Just one more story of the complexity of the development of Passion Sunday with the Liturgy of the Palms…the Sarum Use in England (inculturated Roman Rite), picks up the “creation” of Lanfranc of Bec’s addition of the Blessed Sacrament, which he brought to Canterbury in the 12th century. The elaborate accounts of the procession for Palm Sunday around London (up to the 1547 injunction against these processions) had a meeting between one procession bearing the relics of saints and a suspended pyx with the Sacrament (Jesus and his disciples) meeting a larger group (the crowd) singing “Blessed is He who comes in the name of the Lord”, now carrying clear eucharistic overtones. The many stations involved children and adults singing from high platforms (tossing cakes and flowers to the waiting crowds below) and there are indications of short plays done along the route.
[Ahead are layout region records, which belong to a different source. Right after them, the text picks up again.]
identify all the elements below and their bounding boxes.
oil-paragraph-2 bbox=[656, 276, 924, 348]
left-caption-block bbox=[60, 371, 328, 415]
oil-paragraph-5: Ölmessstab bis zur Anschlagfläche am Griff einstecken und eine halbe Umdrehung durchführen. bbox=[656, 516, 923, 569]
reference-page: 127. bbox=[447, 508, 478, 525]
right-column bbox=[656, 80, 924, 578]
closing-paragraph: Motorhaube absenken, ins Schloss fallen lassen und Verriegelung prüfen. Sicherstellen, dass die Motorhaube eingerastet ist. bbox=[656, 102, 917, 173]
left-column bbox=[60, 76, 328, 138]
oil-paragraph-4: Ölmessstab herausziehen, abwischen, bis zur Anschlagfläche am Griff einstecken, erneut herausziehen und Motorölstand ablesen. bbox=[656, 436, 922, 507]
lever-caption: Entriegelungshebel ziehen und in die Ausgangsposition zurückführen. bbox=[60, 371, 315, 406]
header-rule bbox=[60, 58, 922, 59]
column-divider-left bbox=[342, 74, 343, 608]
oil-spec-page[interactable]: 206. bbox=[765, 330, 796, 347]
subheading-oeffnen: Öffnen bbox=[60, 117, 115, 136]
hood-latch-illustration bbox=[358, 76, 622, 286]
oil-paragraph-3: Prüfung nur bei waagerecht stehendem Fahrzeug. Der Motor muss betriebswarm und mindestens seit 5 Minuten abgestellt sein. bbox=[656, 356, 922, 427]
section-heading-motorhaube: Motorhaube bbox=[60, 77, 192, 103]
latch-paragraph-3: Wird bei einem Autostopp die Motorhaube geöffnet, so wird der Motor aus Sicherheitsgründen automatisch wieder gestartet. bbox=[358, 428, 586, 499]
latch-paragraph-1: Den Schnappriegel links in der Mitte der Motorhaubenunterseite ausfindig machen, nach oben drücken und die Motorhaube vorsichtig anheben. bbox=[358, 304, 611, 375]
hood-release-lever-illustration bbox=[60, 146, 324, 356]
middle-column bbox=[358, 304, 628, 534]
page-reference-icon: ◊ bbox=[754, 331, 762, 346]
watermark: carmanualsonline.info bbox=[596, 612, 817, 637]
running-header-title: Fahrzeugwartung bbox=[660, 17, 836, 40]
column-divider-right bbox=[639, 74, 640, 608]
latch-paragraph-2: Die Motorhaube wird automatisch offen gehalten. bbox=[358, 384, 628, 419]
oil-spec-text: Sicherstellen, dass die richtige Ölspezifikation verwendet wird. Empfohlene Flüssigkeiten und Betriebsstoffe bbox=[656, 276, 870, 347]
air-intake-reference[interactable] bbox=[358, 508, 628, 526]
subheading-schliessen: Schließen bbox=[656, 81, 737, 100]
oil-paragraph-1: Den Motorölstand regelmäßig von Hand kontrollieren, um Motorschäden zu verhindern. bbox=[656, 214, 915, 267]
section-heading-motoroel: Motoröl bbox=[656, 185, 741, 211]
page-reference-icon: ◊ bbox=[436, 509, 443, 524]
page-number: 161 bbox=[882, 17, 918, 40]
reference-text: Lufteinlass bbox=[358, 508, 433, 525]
What are we to make of this seemingly unending rabbit hole of variable historical development? At the heart of it is the procession with the cross and the procession with the palms which meet in marvelous and diverse ways. I think Kenneth Stevenson had it partially right when he said the “palm cross, a relatively recent invention, is by its nature interpretive because it spells out the symbolism of Palm Sunday in linking the palm procession with the passion gospel.” (Jerusalem Revisited, page 24) Both Roman Catholic cautions (use an unveiled cross decorated with palms as the primary symbol of Christ, 1955) and Anglican (Lee Mitchell on not waving palms already made into small crosses because the palms need to be signs of victory and processional logic calls for something larger) represent a move away from a focus on the palms themselves (or other branches) and back to procession.

In just a few days we will go out to meet our Saviour in the annual juxtaposition of joy and sorrow, palm and passion. The clash is an essential dimension of Holy Week – it keeps us from ordering the days as if Jesus was to suffer and die again and sets the week as sacramental commemoration and participation rather than solely mimicry and representation. But occasionally, the incredibly complex history of our liturgies may startle us again in the midst of the reality that it is today we do this, now is the acceptable time.